During the early 1990s, three cities filed a suit demanding that the courts provide every student with the same shot at a quality education. The lawsuit, which ultimately failed, pitted urban school districts against suburban ones.

Twenty years later, repeated cuts in school aid have smoothed out the political differences between the haves and the have-nots: everyone is hurting for cash, now.

Urban and suburban school districts joined forces at the State House Tuesday to rally around the need for a school-funding formula. Students from Woonsocket joined teens from Providence’s Young Voices, a youth-advocacy group. School board members from Cumberland shared the podium with the director of the Center for Hispanic Policy and Advocacy.

They gathered under the umbrella of a new grass-roots organization called Rhode Island is Ready, the brainchild of Karina Wood, an activist parent from the East Side, and Maryellen Butke, formerly of the Met School in Providence and now the director of Rhode Island Campaign for Achievement Now.

“We’ve got people from all different districts united around the urgent need for a fair funding formula,” Wood said. “We started this group in January because there was no statewide grassroots organization fighting for education reform.”

Tuesday, every community had its own tale of woe. City Council President John Ward said Woonsocket has cut staff by 14 percent, gone five years without buying new textbooks and is poised to eliminate all-day kindergarten. In Cumberland, which already has one of the lowest per-pupil expenditures in the state, the budget has been flat since 2008.

“Without a state funding formula, I wonder if my three sons will receive a quality education,” said Lisa Beaulieu, a member of the Cumberland School Committee. “When I told my son that we were the only state in the nation without a funding formula, he said, ‘That’s absurd.’ Forty-nine states have figured this out already. Is it that hard for Rhode Island?”

After a public rally, the group’s members spread out across the State House to buttonhole legislators about passing a funding formula during this session.

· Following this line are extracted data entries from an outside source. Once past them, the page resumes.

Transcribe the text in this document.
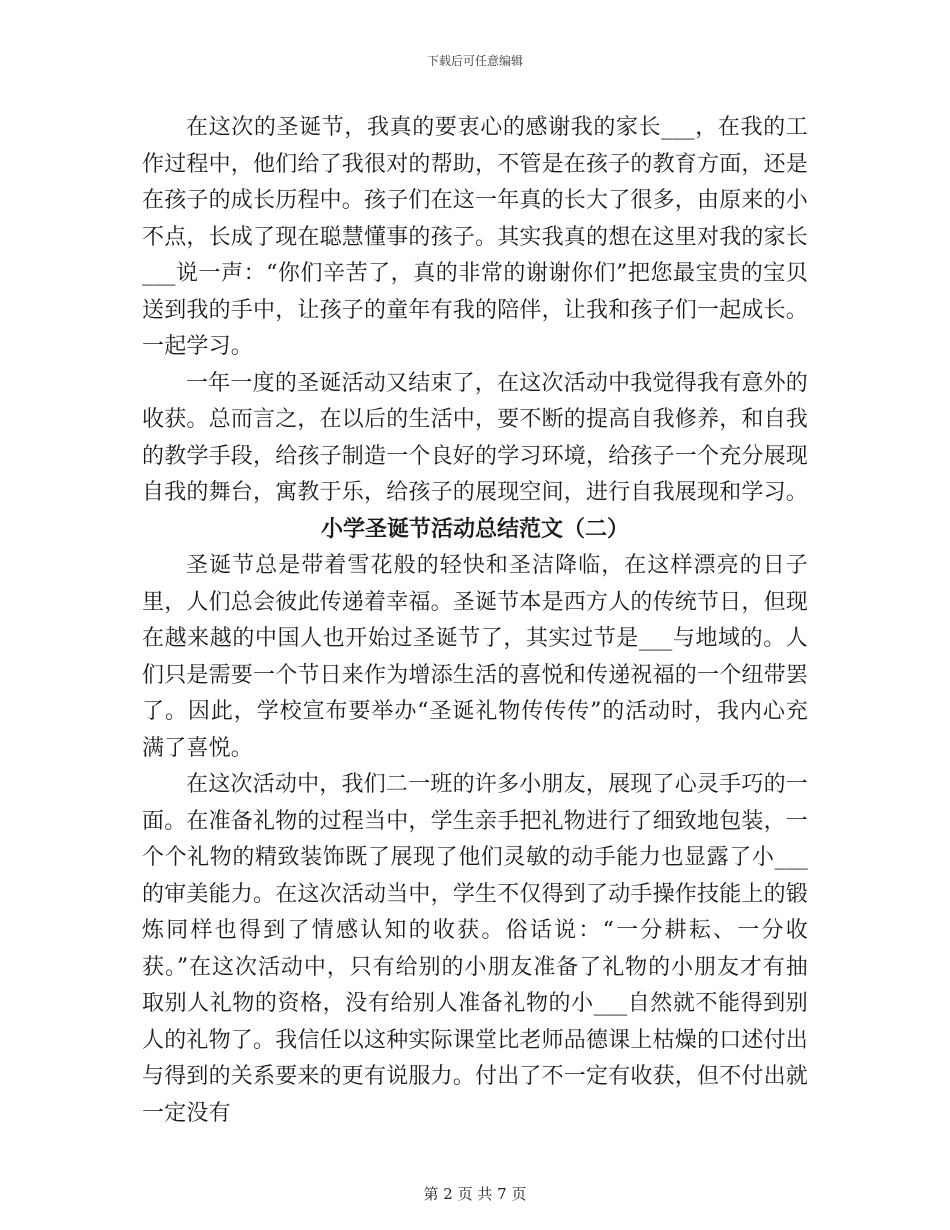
下载后可任意编辑

在这次的圣诞节，我真的要衷心的感谢我的家长___，在我的工作过程中，他们给了我很对的帮助，不管是在孩子的教育方面，还是在孩子的成长历程中。孩子们在这一年真的长大了很多，由原来的小不点，长成了现在聪慧懂事的孩子。其实我真的想在这里对我的家长___说一声：“你们辛苦了，真的非常的谢谢你们”把您最宝贵的宝贝送到我的手中，让孩子的童年有我的陪伴，让我和孩子们一起成长。一起学习。

一年一度的圣诞活动又结束了，在这次活动中我觉得我有意外的收获。总而言之，在以后的生活中，要不断的提高自我修养，和自我的教学手段，给孩子制造一个良好的学习环境，给孩子一个充分展现自我的舞台，寓教于乐，给孩子的展现空间，进行自我展现和学习。

小学圣诞节活动总结范文（二）

圣诞节总是带着雪花般的轻快和圣洁降临，在这样漂亮的日子里，人们总会彼此传递着幸福。圣诞节本是西方人的传统节日，但现在越来越的中国人也开始过圣诞节了，其实过节是___与地域的。人们只是需要一个节日来作为增添生活的喜悦和传递祝福的一个纽带罢了。因此，学校宣布要举办“圣诞礼物传传传”的活动时，我内心充满了喜悦。

在这次活动中，我们二一班的许多小朋友，展现了心灵手巧的一面。在准备礼物的过程当中，学生亲手把礼物进行了细致地包装，一个个礼物的精致装饰既了展现了他们灵敏的动手能力也显露了小___的审美能力。在这次活动当中，学生不仅得到了动手操作技能上的锻炼同样也得到了情感认知的收获。俗话说：“一分耕耘、一分收获。”在这次活动中，只有给别的小朋友准备了礼物的小朋友才有抽取别人礼物的资格，没有给别人准备礼物的小___自然就不能得到别人的礼物了。我信任以这种实际课堂比老师品德课上枯燥的口述付出与得到的关系要来的更有说服力。付出了不一定有收获，但不付出就一定没有

第 2 页 共 7 页
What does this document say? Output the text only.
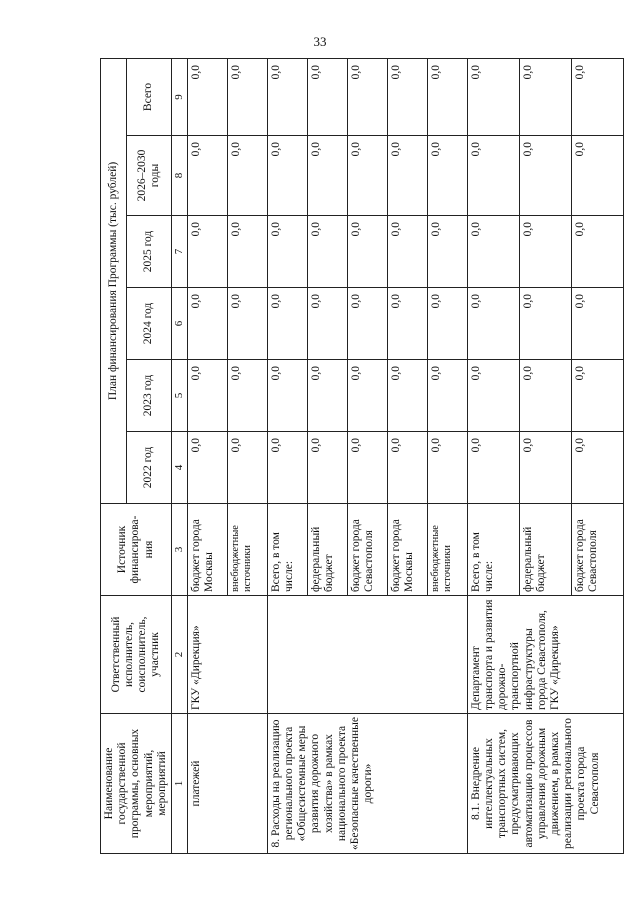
33
Наименование государственной программы, основных мероприятий, мероприятий	Ответственный исполнитель, соисполнитель, участник	Источник финансирова-ния	План финансирования Программы (тыс. рублей)					
			2022 год	2023 год	2024 год	2025 год	2026–2030 годы	Всего
1	2	3	4	5	6	7	8	9
платежей	ГКУ «Дирекция»	бюджет города Москвы	0,0	0,0	0,0	0,0	0,0	0,0
		внебюджетные источники	0,0	0,0	0,0	0,0	0,0	0,0
8. Расходы на реализацию регионального проекта «Общесистемные меры развития дорожного хозяйства» в рамках национального проекта «Безопасные качественные дороги»		Всего, в том числе:	0,0	0,0	0,0	0,0	0,0	0,0
		федеральный бюджет	0,0	0,0	0,0	0,0	0,0	0,0
		бюджет города Севастополя	0,0	0,0	0,0	0,0	0,0	0,0
		бюджет города Москвы	0,0	0,0	0,0	0,0	0,0	0,0
		внебюджетные источники	0,0	0,0	0,0	0,0	0,0	0,0
8.1. Внедрение интеллектуальных транспортных систем, предусматривающих автоматизацию процессов управления дорожным движением, в рамках реализации регионального проекта города Севастополя	Департамент транспорта и развития дорожно-транспортной инфраструктуры города Севастополя, ГКУ «Дирекция»	Всего, в том числе:	0,0	0,0	0,0	0,0	0,0	0,0
		федеральный бюджет	0,0	0,0	0,0	0,0	0,0	0,0
		бюджет города Севастополя	0,0	0,0	0,0	0,0	0,0	0,0
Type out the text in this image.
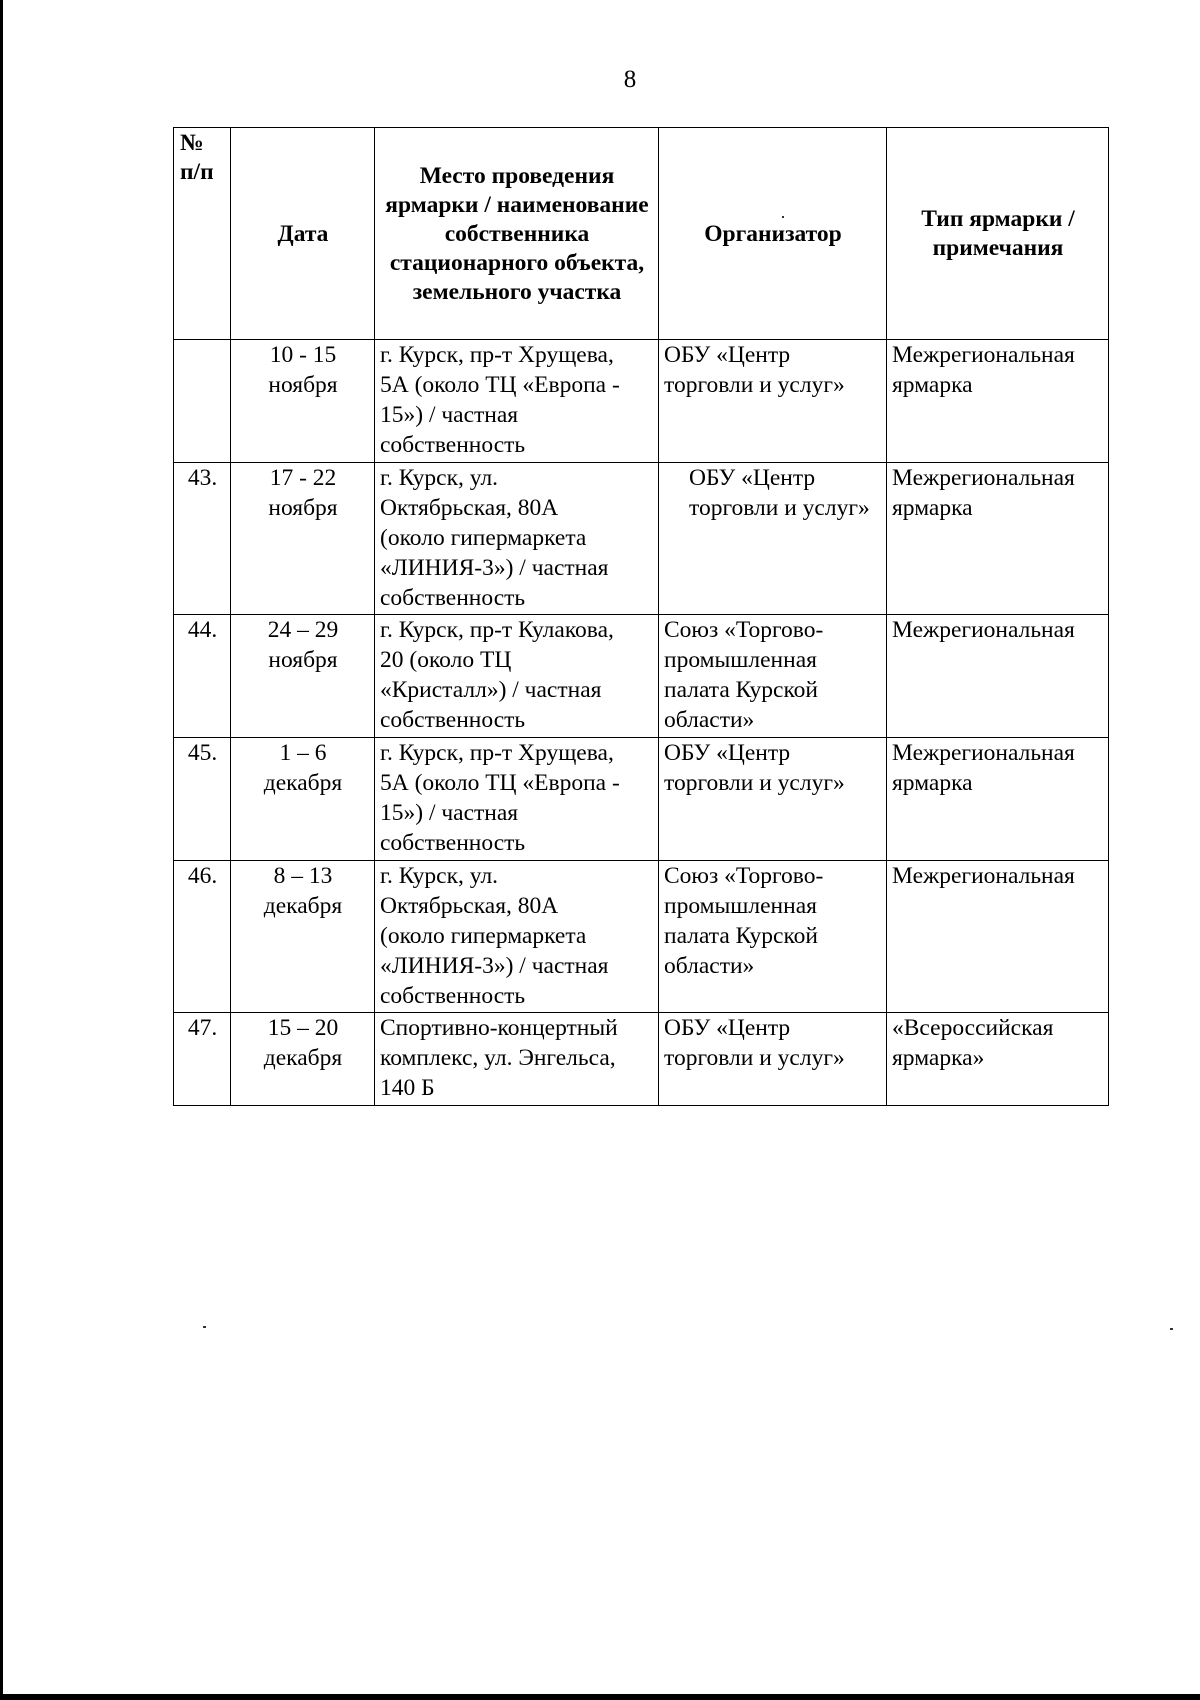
8
№ п/п	Дата	Место проведения ярмарки / наименование собственника стационарного объекта, земельного участка	Организатор	Тип ярмарки / примечания

	10 - 15
ноября	г. Курск, пр-т Хрущева,
5А (около ТЦ «Европа -
15») / частная
собственность	ОБУ «Центр
торговли и услуг»	Межрегиональная
ярмарка

43.	17 - 22
ноября	г. Курск, ул.
Октябрьская, 80А
(около гипермаркета
«ЛИНИЯ-3») / частная
собственность	ОБУ «Центр
торговли и услуг»	Межрегиональная
ярмарка

44.	24 – 29
ноября	г. Курск, пр-т Кулакова,
20 (около ТЦ
«Кристалл») / частная
собственность	Союз «Торгово-
промышленная
палата Курской
области»	Межрегиональная

45.	1 – 6
декабря	г. Курск, пр-т Хрущева,
5А (около ТЦ «Европа -
15») / частная
собственность	ОБУ «Центр
торговли и услуг»	Межрегиональная
ярмарка

46.	8 – 13
декабря	г. Курск, ул.
Октябрьская, 80А
(около гипермаркета
«ЛИНИЯ-3») / частная
собственность	Союз «Торгово-
промышленная
палата Курской
области»	Межрегиональная

47.	15 – 20
декабря	Спортивно-концертный
комплекс, ул. Энгельса,
140 Б	ОБУ «Центр
торговли и услуг»	«Всероссийская
ярмарка»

Separate bills by House Finance Chairman Steven M. Costantino and Rep. Edith Ajello are before the General Assembly. Both establish a foundation figure, an estimate of the cost of educating each student. Both bills also provide additional money per child for students living in poverty and/or students who speak another language other than English. And both bills award extra aid to Providence, the largest school district and arguably the one with the most needs.

Rhode Island is Ready likes aspects of both bills, Wood said. But there are certain elements that are non-negotiable:

•The state needs to assume 45 to 50 percent of the cost of education. Currently, the state only picks up one-third of the tab, the seventh-lowest in the country, according to Wood.

•Create a predictable funding formula so districts can p lan their budgets.

•Make sure that districts with the least local resources receive a greater proportion of state aid.

Elizabeth Burke Bryant, executive director of Rhode Island Kids Count, closed the rally with a resounding call to action.

“We need a bill to pass this year,” she said. “We need to be sure that this bill gets everything right.”